Schoettlin, the former senior vice president of the Tampa-based commercial real estate brokerage, became SkyView’s chief executive late last month and will now oversee the company’s 30 employees on a day-to-day basis.
The goal is to keep SkyView staff focused on what they currently do best: representing self-storage facility owners in sales transactions. Meanwhile, the company’s top brass plans to expand SkyView’s services to other commercial real estate asset classes.
So it’s been a busy time at SkyView, founded in 2015 and known for its proprietary analytics software it uses in real estate transactions.
“We’ve been on a great trajectory lately,” said Schoettlin. “We definitely have a goal of growing the business.”
Schoettlin recently spoke with correspondent Jay Fitzgerald about the self-storage market, real estate valuations, investor demand and other topics.
Valuations have been quite high lately. Do you think they will come down soon?
In a word: no. Nationally, pricing is driven by strong operating fundamentals, strong demand and rising street rates across the board – and that for air-conditioned and non-air-conditioned (facilities) alike. So at least for the near future, we continue to see prices remain very high.

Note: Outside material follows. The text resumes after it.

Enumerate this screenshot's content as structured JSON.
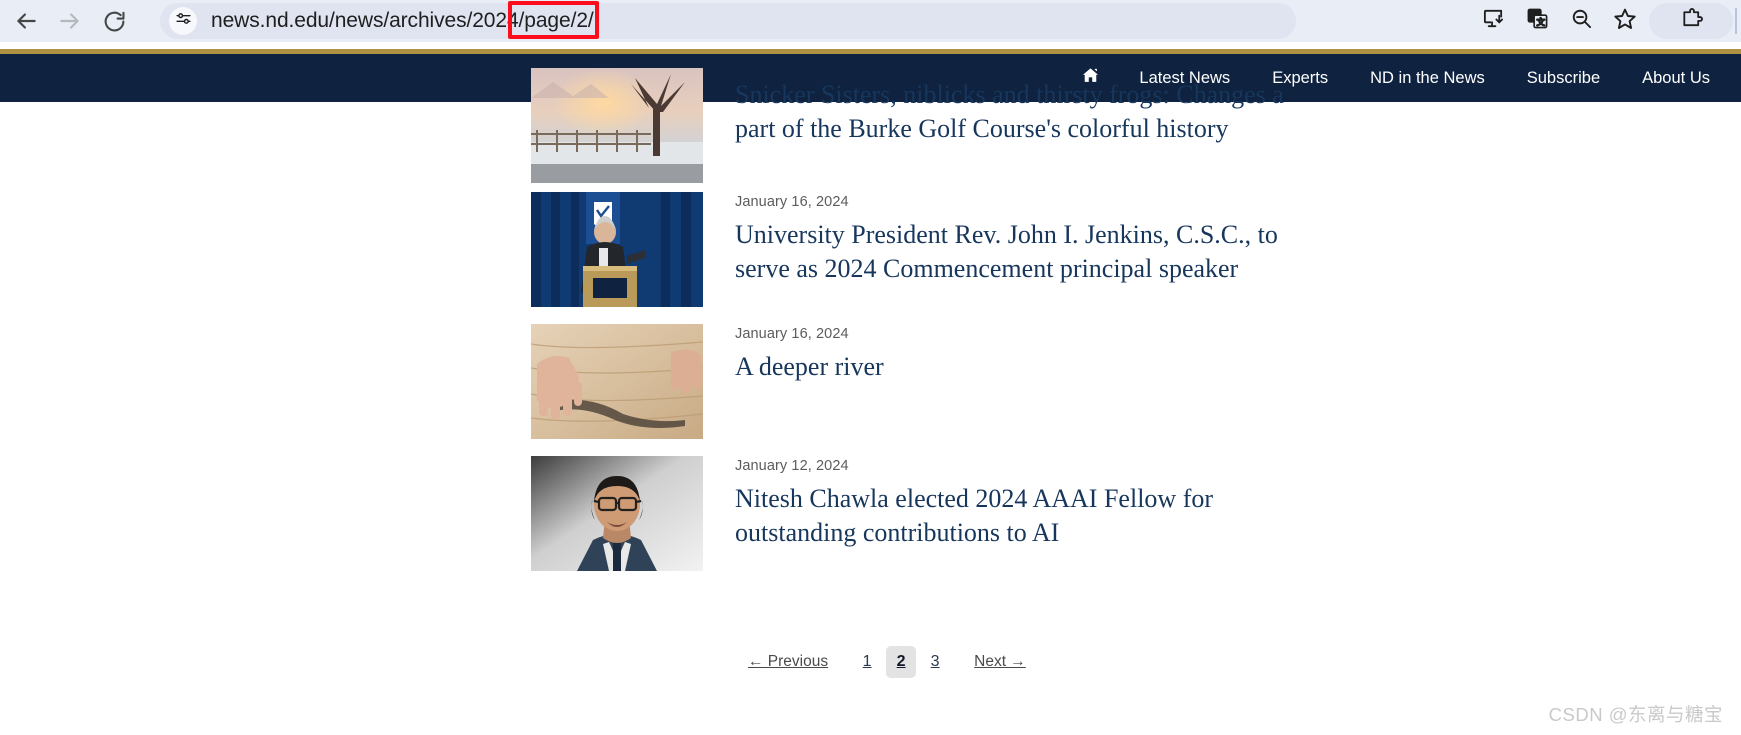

Who’s in the install market right now? What kind of investors? Any bands you see slipping back?
It’s a good question. We see a variety of buyers creating great demand right now. We have everyone from private investors, private equity and hedge funds, and REITs. And I don’t really see the demand going down. But while there were groups that we see maybe lowering some of their expectations for 2022, REITs, by their own projections, are looking to acquire maybe a little less than what they’ve done over the course of 2022. ‘a record year in 2021. But it’s still too early to tell. Their projections last year were much lower than their actual numbers ended up being. But if that group pulls back, we see that void being filled by private equity and all other investors.

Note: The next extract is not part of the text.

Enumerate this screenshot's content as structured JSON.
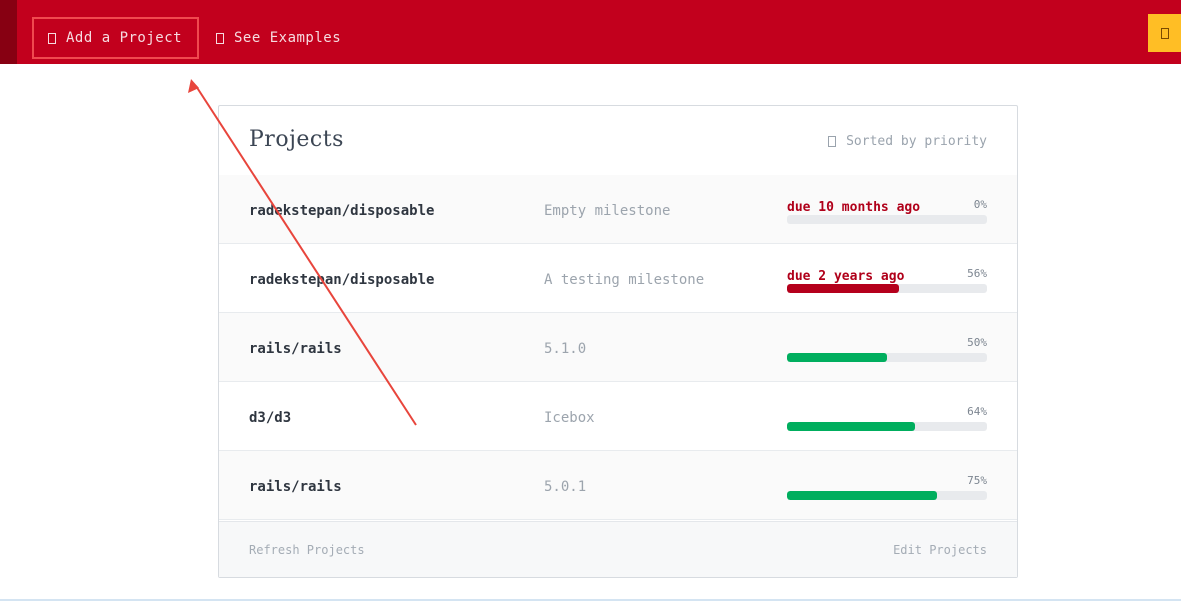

Which metropolitan markets do you think are undervalued? And which metropolitan markets do you think are a bit overvalued at this point?

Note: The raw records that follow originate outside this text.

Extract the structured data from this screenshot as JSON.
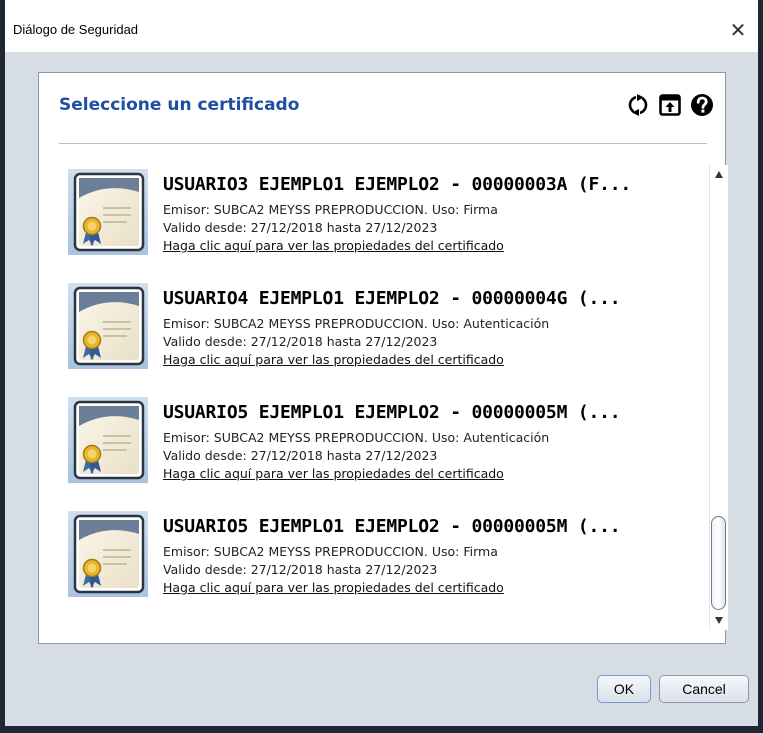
{
  "window": {
    "title": "Diálogo de Seguridad",
    "close_glyph": "✕"
  },
  "panel": {
    "title": "Seleccione un certificado",
    "tools": [
      "refresh-icon",
      "import-icon",
      "help-icon"
    ]
  },
  "certificates": [
    {
      "title": "USUARIO3 EJEMPLO1 EJEMPLO2 - 00000003A (F...",
      "issuer": "Emisor: SUBCA2 MEYSS PREPRODUCCION. Uso: Firma",
      "validity": "Valido desde: 27/12/2018 hasta 27/12/2023",
      "link": "Haga clic aquí para ver las propiedades del certificado"
    },
    {
      "title": "USUARIO4 EJEMPLO1 EJEMPLO2 - 00000004G (...",
      "issuer": "Emisor: SUBCA2 MEYSS PREPRODUCCION. Uso: Autenticación",
      "validity": "Valido desde: 27/12/2018 hasta 27/12/2023",
      "link": "Haga clic aquí para ver las propiedades del certificado"
    },
    {
      "title": "USUARIO5 EJEMPLO1 EJEMPLO2 - 00000005M (...",
      "issuer": "Emisor: SUBCA2 MEYSS PREPRODUCCION. Uso: Autenticación",
      "validity": "Valido desde: 27/12/2018 hasta 27/12/2023",
      "link": "Haga clic aquí para ver las propiedades del certificado"
    },
    {
      "title": "USUARIO5 EJEMPLO1 EJEMPLO2 - 00000005M (...",
      "issuer": "Emisor: SUBCA2 MEYSS PREPRODUCCION. Uso: Firma",
      "validity": "Valido desde: 27/12/2018 hasta 27/12/2023",
      "link": "Haga clic aquí para ver las propiedades del certificado"
    }
  ],
  "scroll": {
    "position": 1.0,
    "visible_fraction": 0.22
  },
  "buttons": {
    "ok": "OK",
    "cancel": "Cancel"
  },
  "colors": {
    "accent_title": "#1f4fa3",
    "window_bg": "#d7dde5"
  }
}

What I would say is that there are certainly metros where you see some of the greatest values. But I think if you look at the secondary and tertiary markets, you’ll see better values there. In all of the states in the Sunbelt and the Southwest, as well as the Carolinas, I think they have some of the best values out there right now. I don’t really see any metro markets currently overvalued due to strong fundamentals, high street prices and high demand.
Demand for storage space has also been high since the pandemic. Do you see that diminishing anytime soon? Why is it still so high?
I don’t necessarily think the pandemic is related to high demand. In some markets, that could be the case, where we’ve seen transitions in housing or we’ve seen people migrate out of certain metropolitan areas and move into Sunbelt states. But I think there’s also increased demand from people moving to different metropolitan areas where there’s a lot of multi-family housing development. I also think there just isn’t enough supply to handle the population growth in many of these areas.
How do you think the typical spring rental season will go this year?
Good question. Towards the end of 2021, we saw market rates continue to rise and we didn’t see occupancy really affected by that. In December there was a slight drop in occupancy which we felt was a bit seasonal. But we’ve seen most groups, especially large REITs, hold the line on their existing street rates. We suspect they are doing this expecting to see still very strong demand and very good rental in the spring. We therefore expect to see an increase in the occupancy rate, despite the fact that we are seeing higher rental rates.
What is your advice to buyers of a first-time self-storage facility right now?
First, I would probably look for properties that will not be targeted by large institutional buyers. These would be properties of 40,000 net leasable square feet or less. I would look at secondary and tertiary markets which some of the larger institutional buyers might overlook. If they want to get into bigger properties and into some of the bigger markets, I would recommend a first-time buyer to try partnering up and being a co-investor with a bigger, more experienced group.